Le Courrier International rapporte qu’Ahmet Tûrk a rencontré Recep Tayyip Erdogan le 5 août dernier, ce qui représente une grande première. Le premier ministre turc refusait en effet de dialoguer avec le DTP tant que le parti n’acceptait pas de qualifier de « terroriste » le PKK. Le Courrier International souligne un autre fait marquant : Yalcin Akdogan, conseiller d’Erdogan et travaillant depuis 5 ans sur la question kurde, était présent durant l’entretien. Pour trouver une solution, Yalcin Akdogan prône trois choses : le lancement d’un processus, plutôt que l’établissement d’un dispositif de lois, Abdullah Ocalan peut contribuer à la solution mais ne peut être partie aux négociations, des propositions « provocatrice ou radicales » peuvent mettre le processus en échec.

Selon le Monde pourtant, la politique du premier ministre Erdogan n’est pas claire. Ce dernier ne fait que reconnaître la « possibilité d’une meilleure compréhension à moyen et long terme ». Si la reconnaissance de droits culturels au peuple kurde semble être sur la bonne voie, l’amnistie des combattants du PKK n’est pas encore envisagée. Or il s’agit de plusieurs milliers de militants kurdes qui se cachent encore actuellement dans les montagnes du Nord-Est du Kurdistan irakien. Le Monde rappelle enfin que les opérations «antiterroristes » continuent à être menées conjointement par Ankara et Washington pour affaiblir la guérilla.

Le processus enclenché dernièrement porte à la fois des espoirs et des craintes.
Hurriyet et le Monde parlent d’une réunion entre les représentants kurdes et Tusiad, l’association des patrons turcs. Différents segments de la société sont cette fois-ci intégrés dans les discussions et le seront dans les éventuelles solutions trouvées. Mais si le dialogue est enclenché, rares sont les optimistes quant au changement des mentalités.
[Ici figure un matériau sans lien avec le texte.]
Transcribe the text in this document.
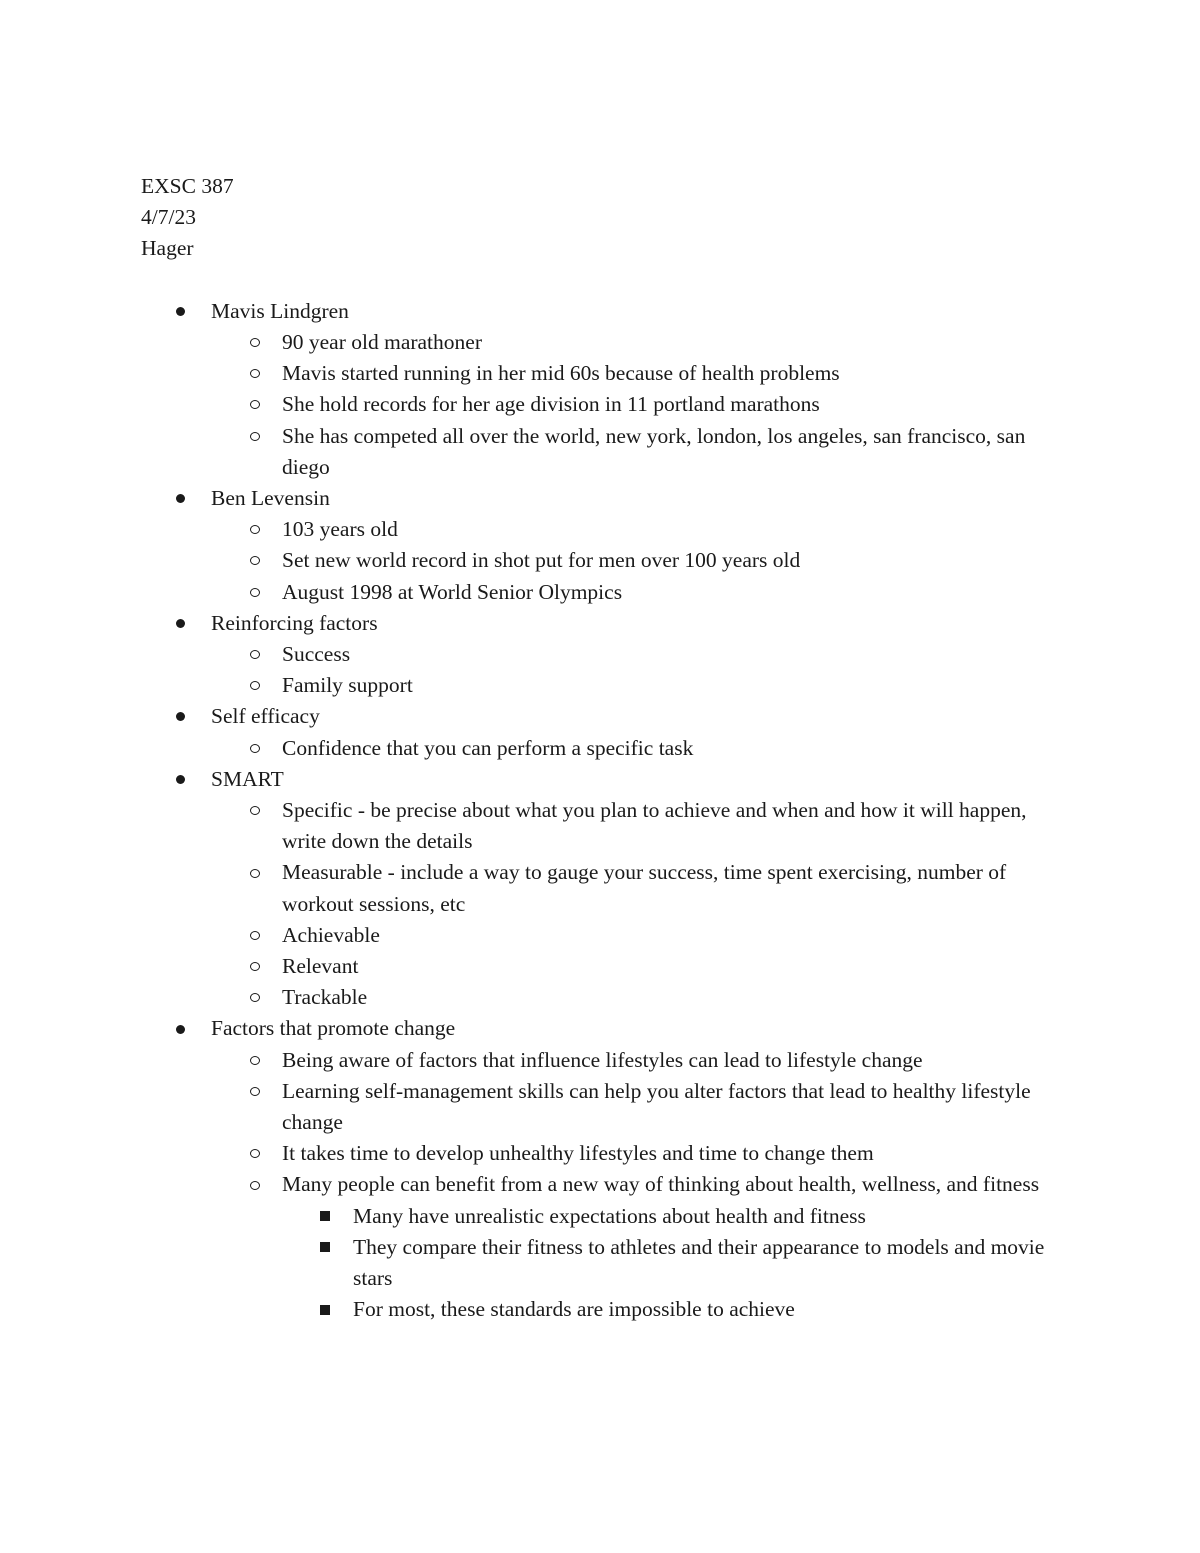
EXSC 387
4/7/23
Hager
Mavis Lindgren
90 year old marathoner
Mavis started running in her mid 60s because of health problems
She hold records for her age division in 11 portland marathons
She has competed all over the world, new york, london, los angeles, san francisco, san diego
Ben Levensin
103 years old
Set new world record in shot put for men over 100 years old
August 1998 at World Senior Olympics
Reinforcing factors
Success
Family support
Self efficacy
Confidence that you can perform a specific task
SMART
Specific - be precise about what you plan to achieve and when and how it will happen, write down the details
Measurable - include a way to gauge your success, time spent exercising, number of workout sessions, etc
Achievable
Relevant
Trackable
Factors that promote change
Being aware of factors that influence lifestyles can lead to lifestyle change
Learning self-management skills can help you alter factors that lead to healthy lifestyle change
It takes time to develop unhealthy lifestyles and time to change them
Many people can benefit from a new way of thinking about health, wellness, and fitness
Many have unrealistic expectations about health and fitness
They compare their fitness to athletes and their appearance to models and movie stars
For most, these standards are impossible to achieve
Ainsi, dans Hurriyet également, l’éditorialiste Ertugrul Ozkok se pose la question de savoir si un Turc élirait un jour un Kurde – qui se revendique comme tel – à la présidence de la République. Un tel changement s’est révélé possible aux Etats-Unis, qui 15-20 ans après une vague de racisme, a vu le premier afro-américain être élu à la Maisons Blanche. La réponse qu’il donne est claire. Selon lui, en Turquie, les Kurdes continueront dans un avenir proche à voter pour des Kurdes, et les Turcs pour des Turcs.  Selon lui, une révolution « à la Obama » n’est pas encore d’actualité en Turquie et le changement est une fois de plus relayé dans le futur.